"The Falconeer" im Test: Auf dem Rücken des Falken

"The Falconeer" ist jetzt erhältlich.
"The Falconeer" ist jetzt erhältlich.Tomas Sala
Neben den großen Spielen trumpft auch ein ganz besonderes Indie-Game zum Start der Xbox Series X auf – entwickelt von nur einer Person!

Wenn man auf dem Rücken eines riesigen Falken über die große Ursee fliegt und die offene Welt von "The Falconeer" erkundet, muss man sich eines vor Augen halten: Dieses Spiel hat ein einziger Entwickler geschaffen. Tomas Sala ist für das arcadige Flug-Game verantwortlich, das zum Start von Xbox Series X und S auf die Microsoft-Konsolen flattert.

Über der wilden See

Die Konsolenfamilie hat ja bereits Erfahrung mit Flug-Games, schon gleich am Anfang, als 2003 "Crimson Skies: High Road to Revenge" für die erste Xbox erschien. Das Spiel wurde von Gamern und Presse gefeiert, doch der Entwickler schloss einige Zeit später seine Tore. Jetzt also ein neuer Anlauf, dem Genre ein Zuhause auf der Xbox zu geben. In dem düsteren Fantasy-Spiel dürfen nicht nur jede Menge Luftkämpfe gefochten werden, es steht auch die Erkundung einer mystischen Welt und ihrer Geheimnisse auf dem Programm.

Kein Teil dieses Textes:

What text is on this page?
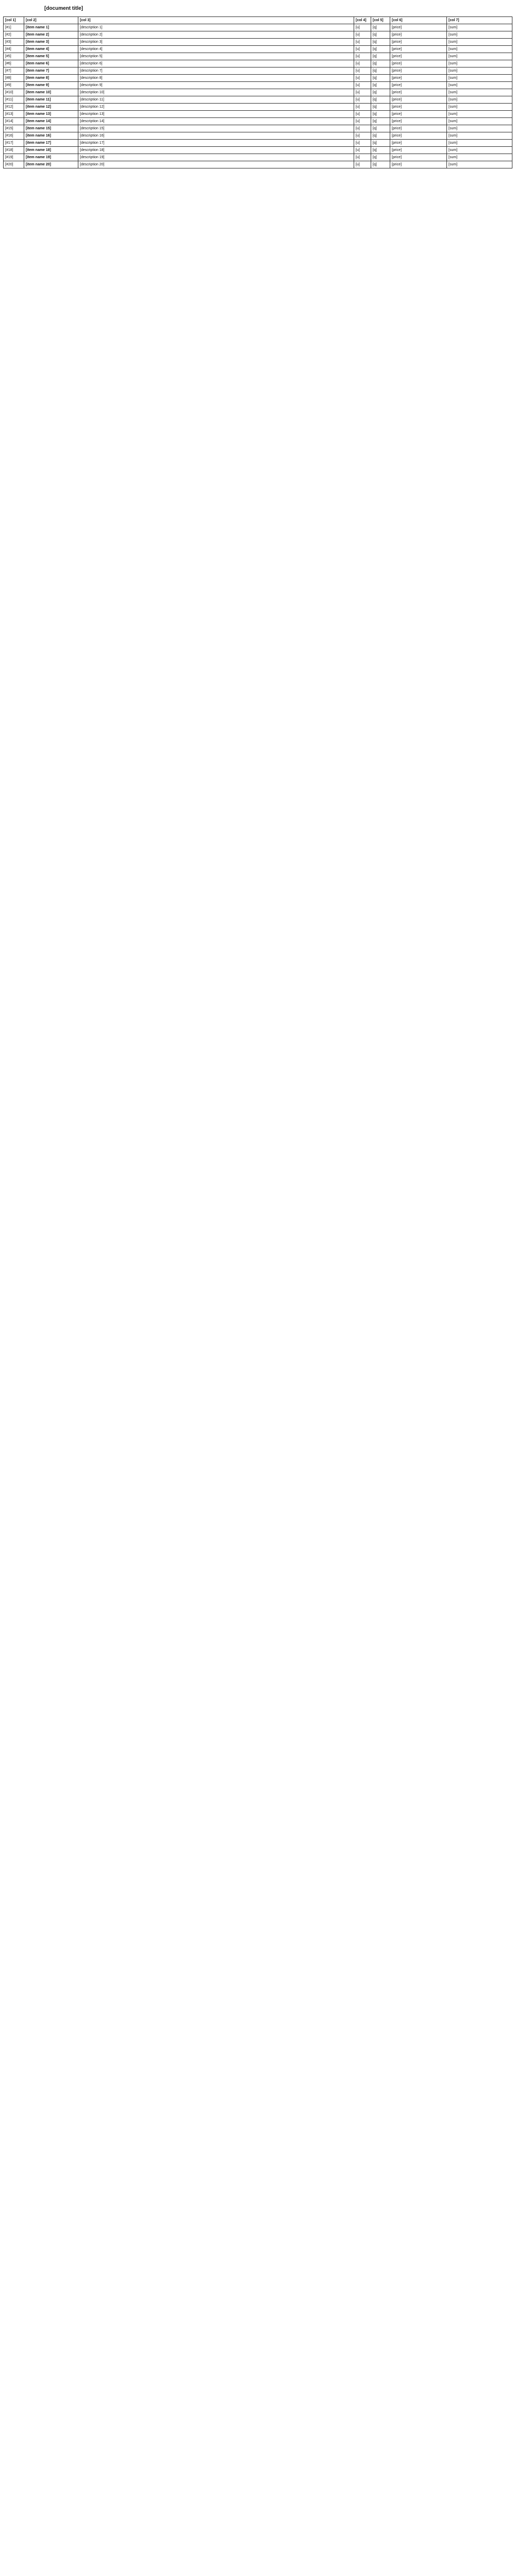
[document title]
[col 1]	[col 2]	[col 3]	[col 4]	[col 5]	[col 6]	[col 7]
[#1]	[item name 1]	[description 1]	[u]	[q]	[price]	[sum]
[#2]	[item name 2]	[description 2]	[u]	[q]	[price]	[sum]
[#3]	[item name 3]	[description 3]	[u]	[q]	[price]	[sum]
[#4]	[item name 4]	[description 4]	[u]	[q]	[price]	[sum]
[#5]	[item name 5]	[description 5]	[u]	[q]	[price]	[sum]
[#6]	[item name 6]	[description 6]	[u]	[q]	[price]	[sum]
[#7]	[item name 7]	[description 7]	[u]	[q]	[price]	[sum]
[#8]	[item name 8]	[description 8]	[u]	[q]	[price]	[sum]
[#9]	[item name 9]	[description 9]	[u]	[q]	[price]	[sum]
[#10]	[item name 10]	[description 10]	[u]	[q]	[price]	[sum]
[#11]	[item name 11]	[description 11]	[u]	[q]	[price]	[sum]
[#12]	[item name 12]	[description 12]	[u]	[q]	[price]	[sum]
[#13]	[item name 13]	[description 13]	[u]	[q]	[price]	[sum]
[#14]	[item name 14]	[description 14]	[u]	[q]	[price]	[sum]
[#15]	[item name 15]	[description 15]	[u]	[q]	[price]	[sum]
[#16]	[item name 16]	[description 16]	[u]	[q]	[price]	[sum]
[#17]	[item name 17]	[description 17]	[u]	[q]	[price]	[sum]
[#18]	[item name 18]	[description 18]	[u]	[q]	[price]	[sum]
[#19]	[item name 19]	[description 19]	[u]	[q]	[price]	[sum]
[#20]	[item name 20]	[description 20]	[u]	[q]	[price]	[sum]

In einer Welt, in der Fraktionen um die Vorherrschaft kämpfen und Verrat zum täglichen Geschäft gehört, schwingt sich der Spieler auf den Rücken eines mächtigen Kriegsvogels, um entweder Chaos in der Welt namens Große Ursee zu stiften oder einer der Fraktionen zu Macht zu verhelfen. Das Besondere: Es gibt vier Story-Kapitel, die in beliebiger Reihenfolge absolviert werden können. Denn sie behandeln im Wesentlichen denselben Konflikt, zeigen ihn aber durch die Augen von vier verschiedenen Fraktionen. Dabei wird die Handlung leider nicht durch aufwendige Zwischensequenzen, sondern durch sprechende Köpfe am Bildschirmrand erzählt.

Rasante Dogfights

Aber seis drum: Das eigentliche Highlight ist ohnehin das Gameplay. Als Falkenreiter gleitet man beeindruckend über das Wasser und verfallene Ruinen, jede Steuereingabe löst eine präzise Bewegung aus. Auch die Kämpfe steuern sich fantastisch – wenn auch erst nach einiger Zeit. Denn die Steuerung ist zwar nicht wirklich komplex, bis man das Schießen, Ausweichen und den Überblick im Luftraum verinnerlicht hat, vergeht die eine oder andere Minute.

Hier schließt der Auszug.